• en az wirecard kadar onları 2010 yılından beri denetleyen ernst&young denetim firmasını da sıkıntıya sokan skandaldır. iddalara göre (ki e&y tarafından yalanlanmadılar) firmanın 2016-2018 yılları arasında singapur'da, 2019 yılında ise filipinler'de tuttuklarını söyledikleri yaklaşık 1,9 milyar eur'luk nakit için ilgili bankalardan bu rakamı destekleyen nitelikte belgeler temin etmemişler, sadece 3. kişiler ve wirecard tarafından iletilen belgelere göre firmanın mali verilerini denetleyip geçmişler. doğal olarak öyle bir para olmadığı ortaya çıkıp skandal patlak verince e&y bütün eleştirilerin ortasında yer almaya başladı. denetim firmalarında işe girenlere ilk öğretilen hususlardan biri olan finansal kuruluşlara ilişkin bilgilerin ilgili kurumların resmi yazılarıyla teyit edilmesi ilkesinin ihlal edilmesi e&y'ın başına büyük bela açacağa benziyor.

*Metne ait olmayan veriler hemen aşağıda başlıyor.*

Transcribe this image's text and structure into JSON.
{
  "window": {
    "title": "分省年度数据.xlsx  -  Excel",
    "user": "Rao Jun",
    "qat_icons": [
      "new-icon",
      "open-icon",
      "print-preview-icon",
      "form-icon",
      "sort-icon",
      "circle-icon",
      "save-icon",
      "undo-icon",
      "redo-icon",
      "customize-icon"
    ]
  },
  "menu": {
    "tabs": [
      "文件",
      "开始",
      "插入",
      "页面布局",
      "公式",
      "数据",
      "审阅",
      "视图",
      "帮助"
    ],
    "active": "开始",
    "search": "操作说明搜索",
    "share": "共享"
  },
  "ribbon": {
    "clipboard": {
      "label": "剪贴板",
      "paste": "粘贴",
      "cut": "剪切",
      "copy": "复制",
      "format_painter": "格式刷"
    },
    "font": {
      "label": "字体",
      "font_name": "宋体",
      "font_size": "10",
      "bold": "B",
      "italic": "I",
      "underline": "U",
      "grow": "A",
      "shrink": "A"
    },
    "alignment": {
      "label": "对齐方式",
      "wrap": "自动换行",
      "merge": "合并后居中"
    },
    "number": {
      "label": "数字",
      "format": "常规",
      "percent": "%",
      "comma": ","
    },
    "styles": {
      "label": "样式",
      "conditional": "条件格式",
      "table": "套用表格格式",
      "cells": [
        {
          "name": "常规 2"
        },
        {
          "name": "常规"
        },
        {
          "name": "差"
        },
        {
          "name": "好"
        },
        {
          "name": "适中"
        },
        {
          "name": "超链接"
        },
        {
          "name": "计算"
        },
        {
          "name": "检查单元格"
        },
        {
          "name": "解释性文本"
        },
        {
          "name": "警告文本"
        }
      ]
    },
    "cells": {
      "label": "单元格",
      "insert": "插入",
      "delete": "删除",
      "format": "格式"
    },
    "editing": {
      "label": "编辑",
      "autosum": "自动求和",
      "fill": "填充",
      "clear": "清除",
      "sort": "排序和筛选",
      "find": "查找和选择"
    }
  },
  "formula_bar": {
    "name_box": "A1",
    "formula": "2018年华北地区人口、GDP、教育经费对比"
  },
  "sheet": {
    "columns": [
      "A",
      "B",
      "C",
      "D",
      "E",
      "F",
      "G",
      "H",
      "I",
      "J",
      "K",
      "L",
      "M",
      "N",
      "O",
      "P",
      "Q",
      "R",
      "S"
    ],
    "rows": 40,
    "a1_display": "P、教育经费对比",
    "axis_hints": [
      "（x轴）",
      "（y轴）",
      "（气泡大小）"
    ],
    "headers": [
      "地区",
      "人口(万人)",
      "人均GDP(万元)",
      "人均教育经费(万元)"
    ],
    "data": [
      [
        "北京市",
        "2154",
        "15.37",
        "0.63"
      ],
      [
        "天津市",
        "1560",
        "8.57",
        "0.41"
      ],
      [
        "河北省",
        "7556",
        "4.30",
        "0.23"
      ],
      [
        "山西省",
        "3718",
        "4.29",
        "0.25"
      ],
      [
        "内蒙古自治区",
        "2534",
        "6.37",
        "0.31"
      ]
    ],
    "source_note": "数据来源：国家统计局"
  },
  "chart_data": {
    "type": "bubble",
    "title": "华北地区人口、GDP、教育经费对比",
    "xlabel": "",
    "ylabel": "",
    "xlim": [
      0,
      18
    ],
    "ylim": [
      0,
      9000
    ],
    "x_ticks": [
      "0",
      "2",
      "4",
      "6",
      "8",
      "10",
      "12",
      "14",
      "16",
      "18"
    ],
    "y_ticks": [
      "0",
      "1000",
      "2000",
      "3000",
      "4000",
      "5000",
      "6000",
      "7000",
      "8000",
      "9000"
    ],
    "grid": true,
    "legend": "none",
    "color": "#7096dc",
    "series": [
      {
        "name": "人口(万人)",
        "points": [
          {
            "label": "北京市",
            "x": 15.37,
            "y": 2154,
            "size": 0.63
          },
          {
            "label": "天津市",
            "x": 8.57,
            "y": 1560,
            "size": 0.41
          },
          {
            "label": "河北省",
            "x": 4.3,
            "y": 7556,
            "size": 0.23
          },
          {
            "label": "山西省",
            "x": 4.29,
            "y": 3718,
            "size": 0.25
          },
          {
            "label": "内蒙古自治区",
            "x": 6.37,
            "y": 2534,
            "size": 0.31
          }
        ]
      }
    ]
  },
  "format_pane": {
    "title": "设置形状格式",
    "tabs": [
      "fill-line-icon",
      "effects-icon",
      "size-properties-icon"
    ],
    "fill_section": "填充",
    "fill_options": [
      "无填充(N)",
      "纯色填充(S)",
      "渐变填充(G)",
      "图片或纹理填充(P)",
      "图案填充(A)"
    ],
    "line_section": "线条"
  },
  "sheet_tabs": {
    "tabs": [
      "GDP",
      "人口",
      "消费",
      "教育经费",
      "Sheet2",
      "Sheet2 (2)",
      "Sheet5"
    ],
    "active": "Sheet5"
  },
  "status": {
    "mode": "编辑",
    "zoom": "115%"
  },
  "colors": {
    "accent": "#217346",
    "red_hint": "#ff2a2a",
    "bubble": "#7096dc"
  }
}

  • öyle böyle bir sahtekarlık değildir. adamlar bildiğin yalan (bkz: scam) üzerine sistem kurmuş.

    öncelikle bu abiler sürekli satış yapıyormuş gibi tahsilatı olmayan, hatta hiç olmayacak sahte gelir kayıtları oluşturmuş. yani alacaklar hesabını ve dolayısıyla bilançoyu şişirmiş, dönem karını olmayan rakamlar üzerinden yüksek göstermiş. bu da tabii hisse değerini etkilemiş. gelsin yüksek ratingler, gelsin yeni paralı hissedarlar.. bütün bu işlemler şirketin işlem hacminin büyük kısmını kapsayan 3 şirket üzerinden yapılmış. neyse, malum, herkes bizim gazeteciler gibi abuk subuk haberler vermiyor, dünyada gazetecilik yapanlar da var. financial times, bir içeriden bilgi veren (bkz: whistleblower) ‘a dayandırarak şirketin 17,5 milyarlık değerlemesinin sakat olduğunu ‘19 ortasında afişe etmiş.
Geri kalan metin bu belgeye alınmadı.